Why do you grade? Really…at base, why? Is it because it’s part of your contract, because students expect to know how they did, you want students to know how they did, etc.? Why? There are likely multiple reasons you grade, but I want to focus on a too-often overlooked reason.
Inspired by recent foolishness in congressional confirmation hearings regarding education, I thought it timely to bring overall education goals to the fore. Al Franken apparently doesn’t grasp the connection of, and necessity for, both proficiency and growth. Favoring growth alone allows for “success” to be achieved though acceptable or necessary aptitude is lacking. An example would be a steady growth of reading comprehension only to graduate with a proficiency typical of third grade. On the other hand, aiming at only proficiency may deny any success in progress, discourage slower-moving students, and leave the “top” students unchallenged and with no path to achieve their greatest proficiency. All should not get a trophy for growth alone –despite this seemingly being the case in professional politics where “progress” is so often touted regardless of genuine results or proficiency. So, what does all this have to do with grading?

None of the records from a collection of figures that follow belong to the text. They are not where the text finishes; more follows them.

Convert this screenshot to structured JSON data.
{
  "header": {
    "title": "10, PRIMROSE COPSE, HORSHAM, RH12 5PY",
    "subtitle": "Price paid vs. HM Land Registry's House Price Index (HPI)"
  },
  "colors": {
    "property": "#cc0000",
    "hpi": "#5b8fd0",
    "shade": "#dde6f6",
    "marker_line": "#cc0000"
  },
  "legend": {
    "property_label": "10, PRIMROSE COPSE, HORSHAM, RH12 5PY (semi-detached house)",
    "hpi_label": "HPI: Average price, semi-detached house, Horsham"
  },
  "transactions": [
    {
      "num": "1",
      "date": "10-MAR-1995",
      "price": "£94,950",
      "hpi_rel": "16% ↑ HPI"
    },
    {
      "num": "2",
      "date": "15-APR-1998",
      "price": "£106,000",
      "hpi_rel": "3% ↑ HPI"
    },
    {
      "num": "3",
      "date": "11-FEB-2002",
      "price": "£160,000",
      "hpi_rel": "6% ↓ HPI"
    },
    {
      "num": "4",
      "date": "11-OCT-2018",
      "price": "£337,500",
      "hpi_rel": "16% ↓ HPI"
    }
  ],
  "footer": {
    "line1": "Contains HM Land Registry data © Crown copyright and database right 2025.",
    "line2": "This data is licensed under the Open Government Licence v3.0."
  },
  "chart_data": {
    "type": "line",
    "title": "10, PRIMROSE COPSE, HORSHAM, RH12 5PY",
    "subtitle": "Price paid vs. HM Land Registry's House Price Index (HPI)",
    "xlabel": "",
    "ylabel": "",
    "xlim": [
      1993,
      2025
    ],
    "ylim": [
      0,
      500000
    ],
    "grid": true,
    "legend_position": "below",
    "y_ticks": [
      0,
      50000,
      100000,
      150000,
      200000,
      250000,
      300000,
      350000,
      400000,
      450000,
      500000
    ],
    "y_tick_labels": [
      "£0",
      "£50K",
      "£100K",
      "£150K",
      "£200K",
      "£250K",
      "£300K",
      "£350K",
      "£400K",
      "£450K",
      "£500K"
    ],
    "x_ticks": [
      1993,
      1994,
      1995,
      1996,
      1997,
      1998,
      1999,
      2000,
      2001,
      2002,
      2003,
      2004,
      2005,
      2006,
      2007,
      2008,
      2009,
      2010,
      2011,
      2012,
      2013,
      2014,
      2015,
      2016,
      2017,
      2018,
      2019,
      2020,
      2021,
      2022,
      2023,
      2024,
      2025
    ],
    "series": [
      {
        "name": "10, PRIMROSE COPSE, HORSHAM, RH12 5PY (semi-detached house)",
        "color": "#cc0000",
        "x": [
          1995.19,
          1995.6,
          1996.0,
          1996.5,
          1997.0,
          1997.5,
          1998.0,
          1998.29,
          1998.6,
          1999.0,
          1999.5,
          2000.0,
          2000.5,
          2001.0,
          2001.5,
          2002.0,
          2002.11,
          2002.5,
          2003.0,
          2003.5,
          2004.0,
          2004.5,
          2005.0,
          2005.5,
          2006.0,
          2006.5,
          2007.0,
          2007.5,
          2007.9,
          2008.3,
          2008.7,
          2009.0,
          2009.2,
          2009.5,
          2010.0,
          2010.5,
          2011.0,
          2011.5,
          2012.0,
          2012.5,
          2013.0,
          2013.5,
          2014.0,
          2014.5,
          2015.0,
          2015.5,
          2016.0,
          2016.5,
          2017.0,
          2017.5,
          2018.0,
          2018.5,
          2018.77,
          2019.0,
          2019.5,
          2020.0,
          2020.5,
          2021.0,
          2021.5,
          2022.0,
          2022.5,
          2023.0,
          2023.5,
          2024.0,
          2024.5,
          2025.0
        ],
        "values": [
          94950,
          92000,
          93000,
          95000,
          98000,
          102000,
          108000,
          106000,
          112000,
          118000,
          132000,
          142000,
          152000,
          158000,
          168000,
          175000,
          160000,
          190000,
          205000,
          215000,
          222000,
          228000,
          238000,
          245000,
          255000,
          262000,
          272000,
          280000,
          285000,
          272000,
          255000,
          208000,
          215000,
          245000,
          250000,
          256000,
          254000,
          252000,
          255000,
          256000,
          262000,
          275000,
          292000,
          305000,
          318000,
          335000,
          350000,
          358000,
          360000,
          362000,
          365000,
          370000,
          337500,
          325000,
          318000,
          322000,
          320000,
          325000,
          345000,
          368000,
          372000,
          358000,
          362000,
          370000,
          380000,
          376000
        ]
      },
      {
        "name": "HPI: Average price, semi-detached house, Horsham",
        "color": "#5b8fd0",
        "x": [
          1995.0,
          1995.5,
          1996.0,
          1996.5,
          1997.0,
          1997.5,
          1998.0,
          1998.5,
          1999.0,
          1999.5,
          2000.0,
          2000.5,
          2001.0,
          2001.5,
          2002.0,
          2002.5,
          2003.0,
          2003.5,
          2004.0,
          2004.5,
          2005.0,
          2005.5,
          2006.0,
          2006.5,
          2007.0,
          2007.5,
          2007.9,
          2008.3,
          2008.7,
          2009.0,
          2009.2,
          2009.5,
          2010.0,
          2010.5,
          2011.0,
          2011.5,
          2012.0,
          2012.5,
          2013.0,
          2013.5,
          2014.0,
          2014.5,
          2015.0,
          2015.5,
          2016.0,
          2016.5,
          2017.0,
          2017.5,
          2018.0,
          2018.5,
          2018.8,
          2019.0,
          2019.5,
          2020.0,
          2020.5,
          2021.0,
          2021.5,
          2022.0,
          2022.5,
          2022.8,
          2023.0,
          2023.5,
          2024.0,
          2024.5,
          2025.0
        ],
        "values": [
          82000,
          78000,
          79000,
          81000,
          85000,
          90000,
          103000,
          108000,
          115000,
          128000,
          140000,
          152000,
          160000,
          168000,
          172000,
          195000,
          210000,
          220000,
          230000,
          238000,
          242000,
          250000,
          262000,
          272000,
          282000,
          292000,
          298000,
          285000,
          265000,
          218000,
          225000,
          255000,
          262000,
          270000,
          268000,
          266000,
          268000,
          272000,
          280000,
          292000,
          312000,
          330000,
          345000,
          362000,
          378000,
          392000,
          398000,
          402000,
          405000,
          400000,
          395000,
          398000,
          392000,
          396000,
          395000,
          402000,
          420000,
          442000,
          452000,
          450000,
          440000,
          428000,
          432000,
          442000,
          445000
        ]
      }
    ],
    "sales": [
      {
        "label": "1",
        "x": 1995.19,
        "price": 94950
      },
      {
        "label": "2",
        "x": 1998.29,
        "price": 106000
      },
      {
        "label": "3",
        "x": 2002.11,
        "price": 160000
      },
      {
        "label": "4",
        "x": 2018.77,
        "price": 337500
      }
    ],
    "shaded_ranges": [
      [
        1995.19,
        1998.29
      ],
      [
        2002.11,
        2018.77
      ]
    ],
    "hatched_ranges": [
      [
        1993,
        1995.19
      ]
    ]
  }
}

I would offer that our top priority for grading is to foster both growth and proficiency in our students. Grading is not merely about assessing where work is on the scale and determining an accurate, representative grade for the task. In fact, I would offer that doing so is of little benefit to student growth and proficiency. Our goal as teachers is to help students become the best they can during the time we have with them. Grading is a big part of that. Grading should be about helping students, not merely evaluating their work. As we grade, don’t we want students to improve next time around? How are they going to know what to change or continue doing if we don’t give proper feedback? If you wanted to improve at a task, what would be more helpful for you, a score or feedback regarding your task? Of course, feedback helps more. So, with the grade, give good feedback. Good feedback is specific, measurable so student know if they did it or not, balanced with what was done well and done poorly, sensitive so they know you are for them, constructive so they know what was missing, and TIMELY.
A Couple of Scenarios:
Imagine getting all grading completed within a week of the due date. That’s great. But, if students have a task to work out during the next week while they are awaiting grades and feedback, they will submit it with no input (even though the previous similar task was graded Saturday or Sunday –within a week from the due date). That’s 2 out of 5 weeks in an AGS course with no feedback to help them improve.
On the other hand, what if we don’t get EVERYTHING graded within a week, but we get graded what students need for their next similar task within a few days of students submitting it (or at least a couple days following the due date)? Does that not help students more? I am not saying grade everything within the first few days, just what will help them in the next similar assignments. Further, does having a week or three lag in grading for tasks that will not be repeated hinder their growth? No. So, for example, if every discussion is not graded every week, will that hinder them? It won’t if you have already graded some earlier in the course. Again, the shift is from getting grades in, to helping students improve.
So, in seeking student success, I offer that we focus more on quick feedback for repeating tasks in time to help them grow and improve proficiency on the next one. I offer that we worry less about getting EVERYTHING graded in a week’s time and focus more on getting graded what needs to be graded now as quickly as possible. Knowing that if you have already given feedback regarding a certain task, the pressure to give more of the same feedback that week is not so critical. As such, more effort can be placed in good feedback of the items that do need addressed now. Growth and proficiency are both important, and good feedback is a critical key. Let’s focus our time and energy where students need it instead of focusing on just getting all the gradebook blanks filled in.